21. 88% of all security breaches are due to human error.

(CISO Mag)

Deeper investments in cybersecurity systems and improvements in defensive technology are the most logical measures against cybercrime. Still, effective staff education about the harmful effects of a phishing attempt could be the best investment a CEO can make.

Phishing statistics would finally show some progress for the good guys if companies trained employees not to fall for hackers’ manipulative tricks.

22. A data breach with a lifecycle under 200 days costs $1.2 million less to remedy than those that last more than 200 days.

(IBM)

Despite statistics on phishing attacks and articles covering this complex subject, protecting against a data breach continues to be challenging for many organizations. The average cost of a data breach rose to $4.91 million in 2022.

Among the leading contributors to the cost and the number of cyber attacks per year is the time it takes to detect and contain a breach. This is known as the data breach lifecycle.

The average data breach lifecycle is around 300 days. On average, organizations that detect breaches within 200 days experience costs of $1.2 million less. Phishing loss statistics make it clear that this difference cannot be ignored.

23. Unfilled cybersecurity positions worldwide will reach 3.5 million by 2023.

(Network Perception)

As America aims to drive the next wave of advanced technologies, the country should consider strengthening the cyber workforce a national priority. 

This starts by encouraging those seeking a cybersecurity career to fill the 300,000 currently vacant cybersecurity job openings. Phishing attack examples and further education about protection would be available to more companies if they could fill the positions.

According to recent statistics on phishing, there will be as many as 3.5 million unfilled positions in the cybersecurity industry by 2023. This will put victims in a tight spot. Hackers surely won’t mind the gap.

24. Cybercrime-related damage is projected to cost victims $8 trillion annually by 2023.

(Cybersecurity Ventures)

So, how much money is lost to email scams every year? Damage cost projections are based on historical cybercrime figures, adjusted to follow year-over-year growth in hacking. Analysts believe the cybereconomy will be an order of greater magnitude in 2023 than in 2021.

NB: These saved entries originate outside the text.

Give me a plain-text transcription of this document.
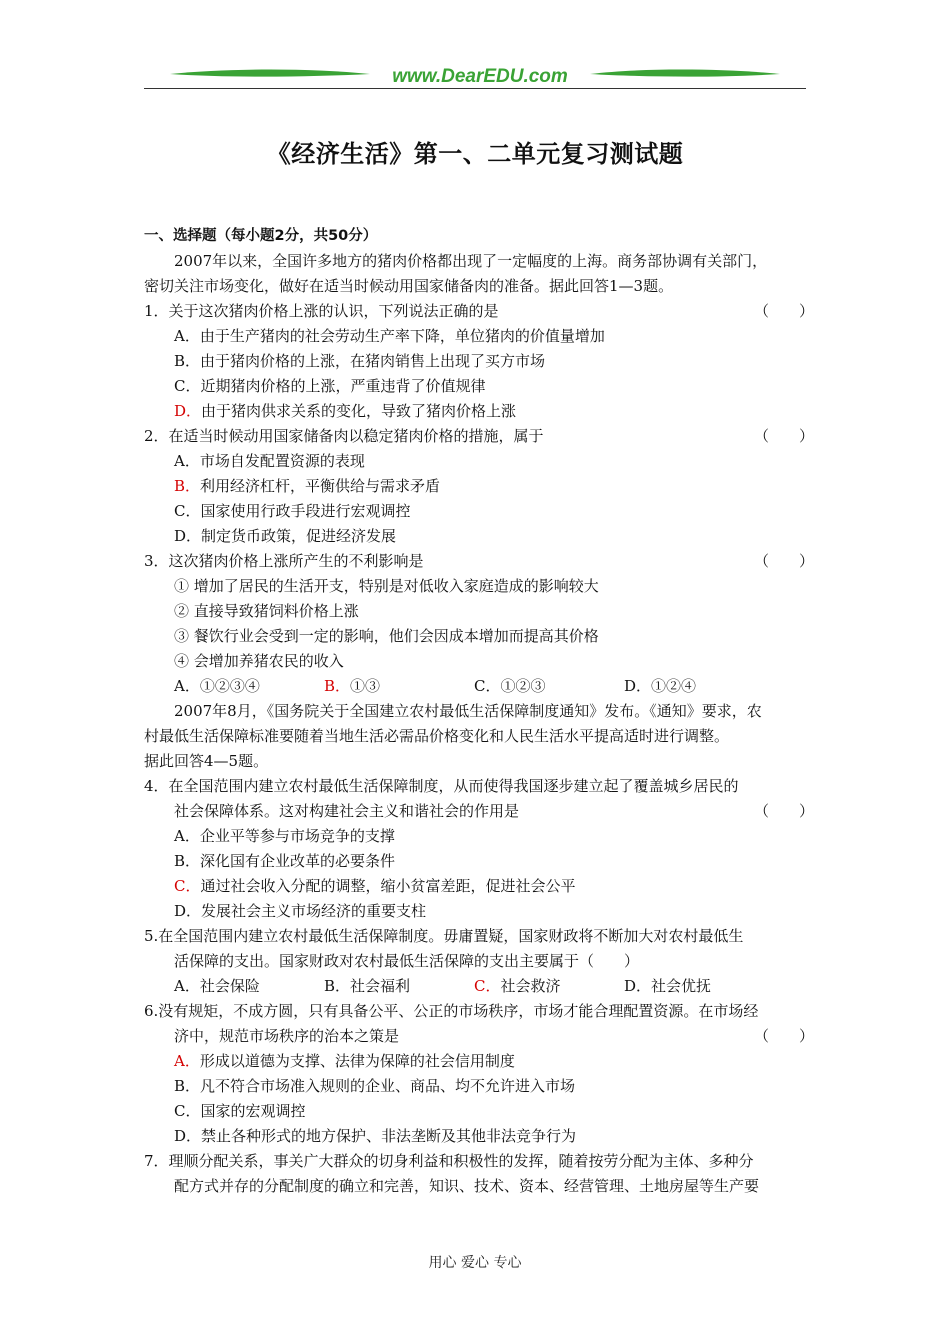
www.DearEDU.com
《经济生活》第一、二单元复习测试题
一、选择题（每小题2分，共50分）
2007年以来，全国许多地方的猪肉价格都出现了一定幅度的上海。商务部协调有关部门，
密切关注市场变化，做好在适当时候动用国家储备肉的准备。据此回答1—3题。
1．关于这次猪肉价格上涨的认识，下列说法正确的是	（　　）
A．由于生产猪肉的社会劳动生产率下降，单位猪肉的价值量增加
B．由于猪肉价格的上涨，在猪肉销售上出现了买方市场
C．近期猪肉价格的上涨，严重违背了价值规律
D．由于猪肉供求关系的变化，导致了猪肉价格上涨
2．在适当时候动用国家储备肉以稳定猪肉价格的措施，属于	（　　）
A．市场自发配置资源的表现
B．利用经济杠杆，平衡供给与需求矛盾
C．国家使用行政手段进行宏观调控
D．制定货币政策，促进经济发展
3．这次猪肉价格上涨所产生的不利影响是	（　　）
① 增加了居民的生活开支，特别是对低收入家庭造成的影响较大
② 直接导致猪饲料价格上涨
③ 餐饮行业会受到一定的影响，他们会因成本增加而提高其价格
④ 会增加养猪农民的收入
A．①②③④	B．①③	C．①②③	D．①②④
2007年8月，《国务院关于全国建立农村最低生活保障制度通知》发布。《通知》要求，农
村最低生活保障标准要随着当地生活必需品价格变化和人民生活水平提高适时进行调整。
据此回答4—5题。
4．在全国范围内建立农村最低生活保障制度，从而使得我国逐步建立起了覆盖城乡居民的
社会保障体系。这对构建社会主义和谐社会的作用是	（　　）
A．企业平等参与市场竞争的支撑
B．深化国有企业改革的必要条件
C．通过社会收入分配的调整，缩小贫富差距，促进社会公平
D．发展社会主义市场经济的重要支柱
5.在全国范围内建立农村最低生活保障制度。毋庸置疑，国家财政将不断加大对农村最低生
活保障的支出。国家财政对农村最低生活保障的支出主要属于（　　）
A．社会保险	B．社会福利	C．社会救济	D．社会优抚
6.没有规矩，不成方圆，只有具备公平、公正的市场秩序，市场才能合理配置资源。在市场经
济中，规范市场秩序的治本之策是	（　　）
A．形成以道德为支撑、法律为保障的社会信用制度
B．凡不符合市场准入规则的企业、商品、均不允许进入市场
C．国家的宏观调控
D．禁止各种形式的地方保护、非法垄断及其他非法竞争行为
7．理顺分配关系，事关广大群众的切身利益和积极性的发挥，随着按劳分配为主体、多种分
配方式并存的分配制度的确立和完善，知识、技术、资本、经营管理、土地房屋等生产要
用心 爱心 专心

Global cybercrime damage costs will grow by 15% yearly over the next three years, reaching $10.5 trillion annually by 2025.

Conclusion

In an ideal world, web browsers could always identify and block phishing sites and associated content. Unfortunately, it is an arms race, and statistics on phishing are not giving encouraging results. Hackers are getting more sophisticated every day. They bypass last month’s best defenses with ease.

Like it or not, users play a significant role in these battles. When email phishing scams slip through the cracks of network perimeters, people are the last line of defense.

“Should I or should I not click this link?” That’s the right question at this critical moment. Statistics of phishing scams suggest that security awareness training could provide adequate education to help at these decision points.

The best way to enhance security and avoid being a part of next year’s phishing statistics article is to train, test, retrain, and repeat. Don’t get phished.